Whilst in Luxor we drove to Abydos for the day and through a rainy sandstorm. Something quite new. Happily it did'nt last very long, only a few minutes and after 150 kilometers or so of an otherwise uneventful stretch reached Nagaa. Instead of sticking to the main road which now turns sharply to the right towards the Nile, we drove straight on along minor tracks, through smoldering rubbish dumps and bloated carcases, between the settlements to our right and the hills on the left, to Abydos.

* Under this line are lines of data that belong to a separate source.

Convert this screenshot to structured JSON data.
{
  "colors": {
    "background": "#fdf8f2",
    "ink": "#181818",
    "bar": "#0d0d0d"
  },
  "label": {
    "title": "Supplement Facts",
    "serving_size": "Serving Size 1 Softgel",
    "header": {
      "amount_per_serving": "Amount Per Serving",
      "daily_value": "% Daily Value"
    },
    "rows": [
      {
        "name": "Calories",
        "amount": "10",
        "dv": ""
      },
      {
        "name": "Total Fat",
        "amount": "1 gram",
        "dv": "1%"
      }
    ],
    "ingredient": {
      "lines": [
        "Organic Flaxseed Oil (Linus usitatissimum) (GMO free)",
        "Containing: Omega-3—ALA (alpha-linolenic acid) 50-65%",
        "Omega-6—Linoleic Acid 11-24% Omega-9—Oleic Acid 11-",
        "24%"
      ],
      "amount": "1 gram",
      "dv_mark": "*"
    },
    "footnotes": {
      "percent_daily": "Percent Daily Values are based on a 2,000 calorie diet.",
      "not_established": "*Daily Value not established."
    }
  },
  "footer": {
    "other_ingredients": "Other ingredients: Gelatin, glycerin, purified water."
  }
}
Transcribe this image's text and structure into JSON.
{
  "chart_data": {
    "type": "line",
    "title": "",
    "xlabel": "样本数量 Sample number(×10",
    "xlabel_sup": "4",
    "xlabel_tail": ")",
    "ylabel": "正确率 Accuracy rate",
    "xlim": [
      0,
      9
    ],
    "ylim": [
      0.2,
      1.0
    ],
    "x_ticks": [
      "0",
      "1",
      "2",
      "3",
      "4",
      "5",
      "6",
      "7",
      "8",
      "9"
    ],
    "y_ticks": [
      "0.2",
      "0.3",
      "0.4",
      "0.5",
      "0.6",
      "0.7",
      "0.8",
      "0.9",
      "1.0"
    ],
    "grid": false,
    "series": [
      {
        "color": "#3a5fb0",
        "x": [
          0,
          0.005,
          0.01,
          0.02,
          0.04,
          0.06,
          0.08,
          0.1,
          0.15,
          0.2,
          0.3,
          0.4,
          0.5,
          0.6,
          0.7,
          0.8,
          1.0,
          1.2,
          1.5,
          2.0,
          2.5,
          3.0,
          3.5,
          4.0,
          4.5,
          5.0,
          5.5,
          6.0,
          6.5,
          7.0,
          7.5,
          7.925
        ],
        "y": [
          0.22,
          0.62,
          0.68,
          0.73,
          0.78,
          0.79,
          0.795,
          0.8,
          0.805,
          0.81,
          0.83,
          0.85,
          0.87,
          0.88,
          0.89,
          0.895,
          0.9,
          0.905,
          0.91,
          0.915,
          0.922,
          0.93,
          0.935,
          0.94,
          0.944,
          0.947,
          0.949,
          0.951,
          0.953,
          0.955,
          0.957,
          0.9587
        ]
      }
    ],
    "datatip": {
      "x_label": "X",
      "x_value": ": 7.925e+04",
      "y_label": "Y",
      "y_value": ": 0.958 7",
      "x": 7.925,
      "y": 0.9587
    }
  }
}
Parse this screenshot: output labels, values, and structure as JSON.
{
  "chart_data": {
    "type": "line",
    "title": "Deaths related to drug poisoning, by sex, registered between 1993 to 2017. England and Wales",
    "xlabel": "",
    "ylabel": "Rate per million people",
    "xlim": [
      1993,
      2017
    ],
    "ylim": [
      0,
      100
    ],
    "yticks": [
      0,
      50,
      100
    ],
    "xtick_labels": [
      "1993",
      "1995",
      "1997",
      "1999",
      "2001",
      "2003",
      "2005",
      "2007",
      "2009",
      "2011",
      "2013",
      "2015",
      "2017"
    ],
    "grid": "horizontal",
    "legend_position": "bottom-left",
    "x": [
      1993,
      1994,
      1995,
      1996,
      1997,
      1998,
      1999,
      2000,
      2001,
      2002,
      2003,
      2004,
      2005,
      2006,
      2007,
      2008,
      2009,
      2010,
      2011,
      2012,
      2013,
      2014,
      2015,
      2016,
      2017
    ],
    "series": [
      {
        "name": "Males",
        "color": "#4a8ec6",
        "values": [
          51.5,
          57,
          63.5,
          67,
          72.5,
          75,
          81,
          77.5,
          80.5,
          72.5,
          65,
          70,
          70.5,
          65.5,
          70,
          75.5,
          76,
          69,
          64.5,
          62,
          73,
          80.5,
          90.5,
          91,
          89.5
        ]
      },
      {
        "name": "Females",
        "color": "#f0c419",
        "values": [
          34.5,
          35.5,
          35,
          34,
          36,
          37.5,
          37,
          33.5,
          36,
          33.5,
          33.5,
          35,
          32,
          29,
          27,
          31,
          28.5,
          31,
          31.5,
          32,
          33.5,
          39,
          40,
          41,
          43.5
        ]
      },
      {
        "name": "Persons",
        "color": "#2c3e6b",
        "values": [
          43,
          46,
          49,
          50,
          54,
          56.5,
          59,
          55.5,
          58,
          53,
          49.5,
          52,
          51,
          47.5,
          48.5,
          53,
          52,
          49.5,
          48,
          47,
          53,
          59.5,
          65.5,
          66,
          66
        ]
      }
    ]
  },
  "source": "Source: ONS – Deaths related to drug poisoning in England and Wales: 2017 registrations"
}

As we emerged out of the middle of nowhere between the houses and through the back door, the police guarding the entrance to the Plazza before the Temple of Seti I, were completely consternated and we had to reconstruct our route several times to several people, and have our papers scrutinized, before being shown where to park.

The temple itself is extraordinarily well preserved which is a blessing for the murals inside. The most famous of them if not the most enhancing is the King List. Beginning with Narmer and ending with Seti I himself, the list shows Seti I and his son Ramesses II and 76 cartouches bearing the names of revered ancestors. The most infamous purportedly showing a helicopter, a jet or a U.F.O., and a submarine or tank. The arguement favouring little green men is frankly humbug and codswallop. Behind the Temple is the so called Osirion. The age and purpose of it is still disputed. It resembles the Valley Temple in Giza. The immensity and simplicity of the stones is impressive.

We were'nt allowed to take the same way back. We had to go through the town and take the main road along the Nile which was far less interesting, time consuming and longer. Not only that, we were forced to take an escort. I complained bitterly but nothing was to be gained. A local minibus with two other tourists, only the four of us were there, waited for us pending the outcome of the negotiations and as we joined them a pickup with two policemen inside and another two on the back led the way followed by a motorcycle. I was quite vexed about it, anticipating that it would be expensive, but as we arrived at a checkpoint some 10 kilometers further on they turned back without further ado , smiling and wove goodbye.